LAMONGAN, FaktualNews.co-Walau sudah dinyatakan rampung sejak Maret lalu, Jalan Lingkar Utara (JLU) Lamongan hingga kini masih belum dapat difungsikan sebagaimana mestinya.

Belum lengkapnya fasilitas penunjang seperti penerangan dan traffic light (APILL) menjadi alasan utama terhambatnya pengoperasian jalan tersebut.

Pada sidak yang dilakukan Balai Besar Pelaksana Jalan Nasional (BBPJN) Wilayah IV Jawa Timur pada Senin (23/3/2025), proyek JLU diklaim telah selesai. Namun hingga pertengahan Juli ini, kejelasan mengenai kapan jalan tersebut akan resmi dibuka belum juga ada titik terang.

“Masih menunggu sarana prasarana seperti traffic light dan rambu lalu lintas masih belum lengkap, sehingga jalan belum bisa dioperasikan sepenuhnya,” ujar Herwindho, Kepala Bidang Lalu Lintas Dinas Perhubungan Lamongan, Selasa (15/7/2025).

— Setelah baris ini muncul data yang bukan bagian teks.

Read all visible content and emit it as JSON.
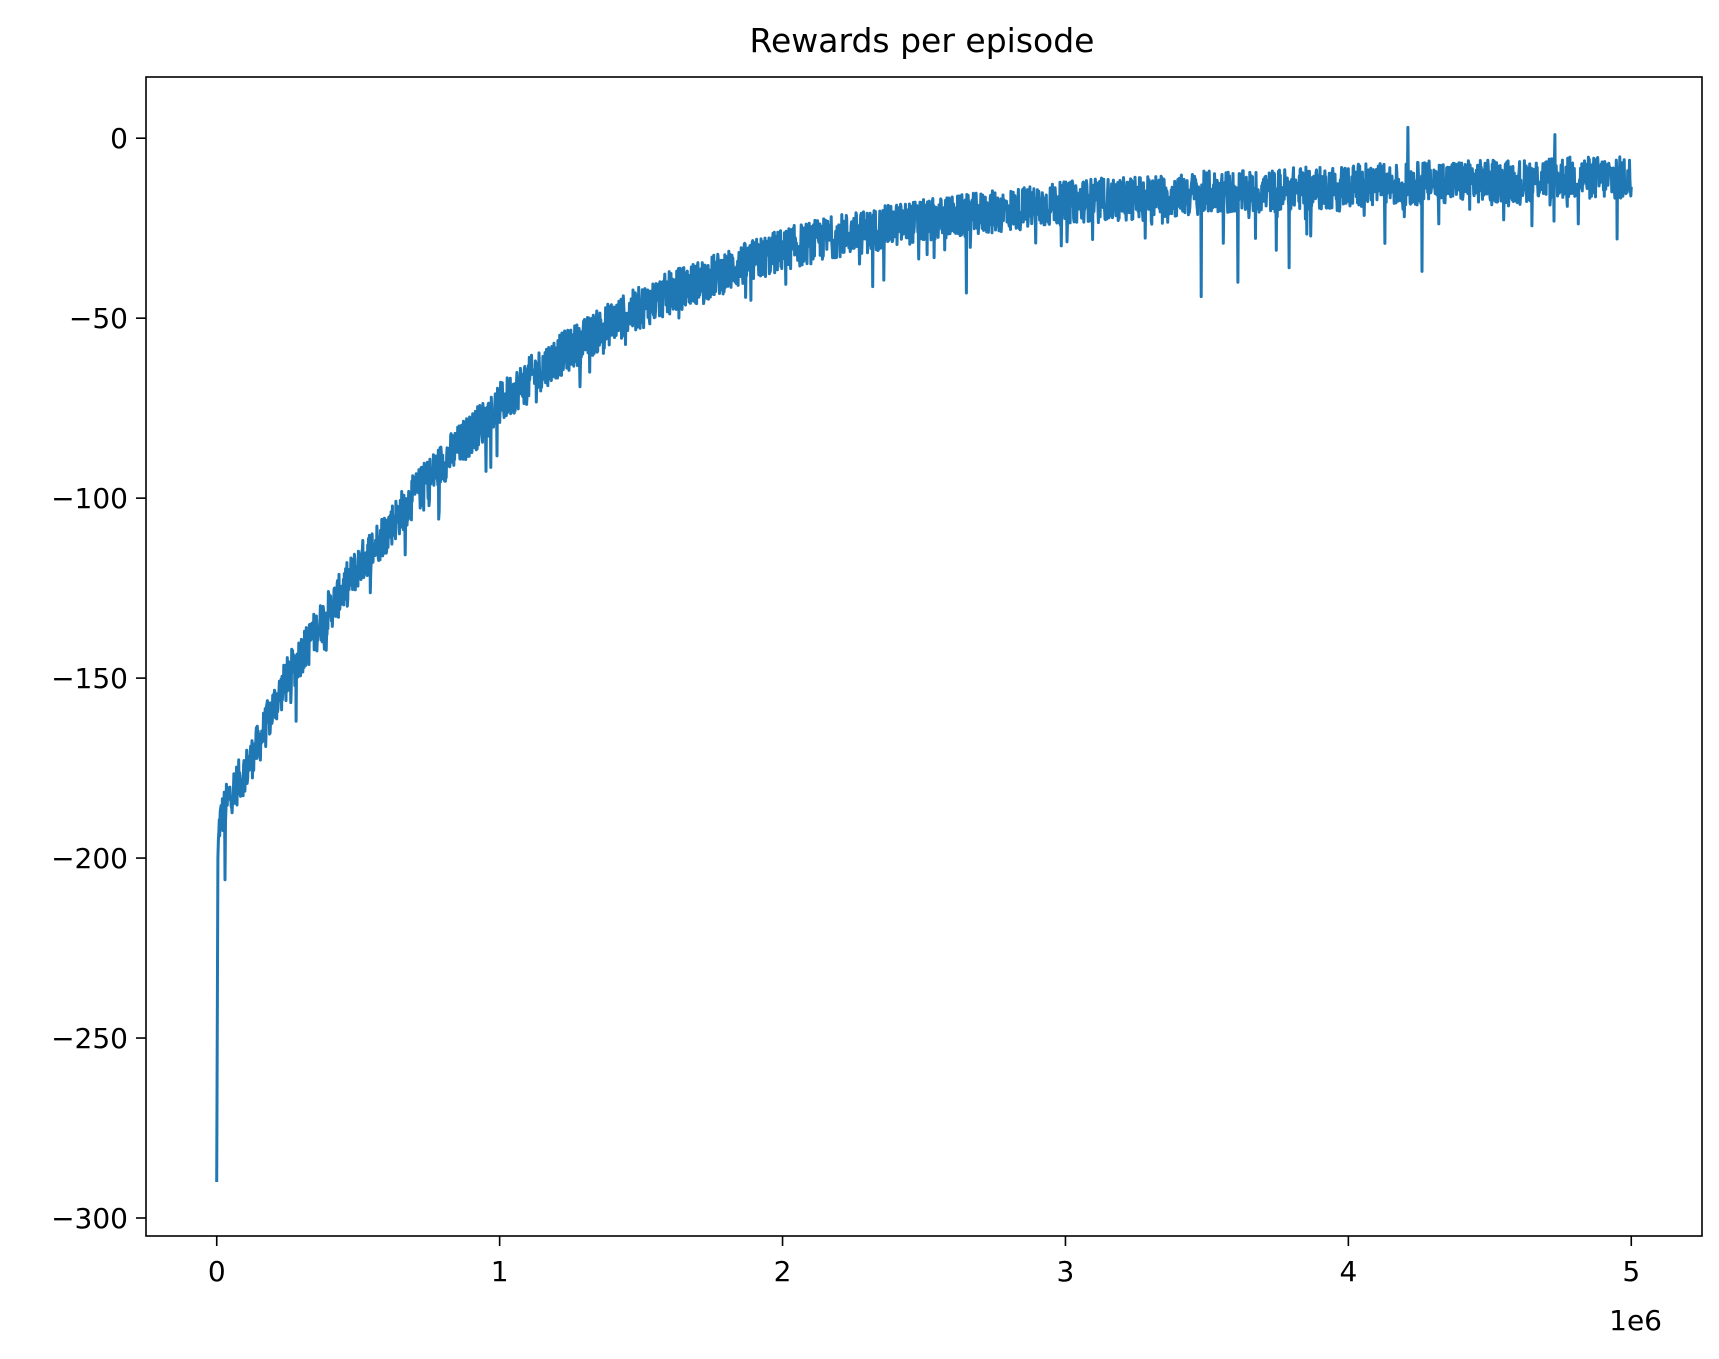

Herwindho menambahkan, pihaknya tidak dapat memastikan kapan fasilitas tersebut akan dipasang, karena semua merupakan kewenangan Kementerian PUPR.

“Lebih lanjutnya kami belum tahu, karena semuanya kewenangan pusat, bukan Kabupaten,” ungkapnya.

Situasi ini memicu kritik dari kalangan legislatif. Ketua DPRD Lamongan, M. Freddy Wahyudi, menilai BBPJN lamban dalam merealisasikan pengadaan fasilitas pendukung, terutama traffic light, yang dinilai menjadi penyebab utama jalan belum bisa difungsikan.

“Kita sudah tanyakan ke provinsi dan BBPJN, katanya baru akan dianggarkan dalam perubahan anggaran sekitar tiga bulan ke depan,” kata Freddy.

Politisi dari PKB tersebut menyayangkan perencanaan awal proyek yang tidak memasukkan pengadaan traffic light sebagai bagian dari anggaran utama.

“Ini yang kita kritisi. Mengapa saat perencanaan awal tidak sekalian dianggarkan? Ternyata anggarannya tidak mencukupi,” jelas Freddy.

Ia juga menegaskan bahwa jika JLU belum bisa digunakan untuk tujuan utamanya yakni mengurai kemacetan dan mempermudah mobilitas warga maka sebaiknya ditutup sementara untuk menghindari risiko kecelakaan.

“Melihat adanya potensi kecelakaan di jalan yang belum laik fungsi, lebih baik ditutup dulu saja sampai semua fasilitas pendukung terpenuhi,” tegasnya.

Dengan kondisi ini, warga Lamongan masih harus bersabar menunggu kejelasan kapan JLU akan benar-benar dibuka dan dapat dimanfaatkan secara maksimal.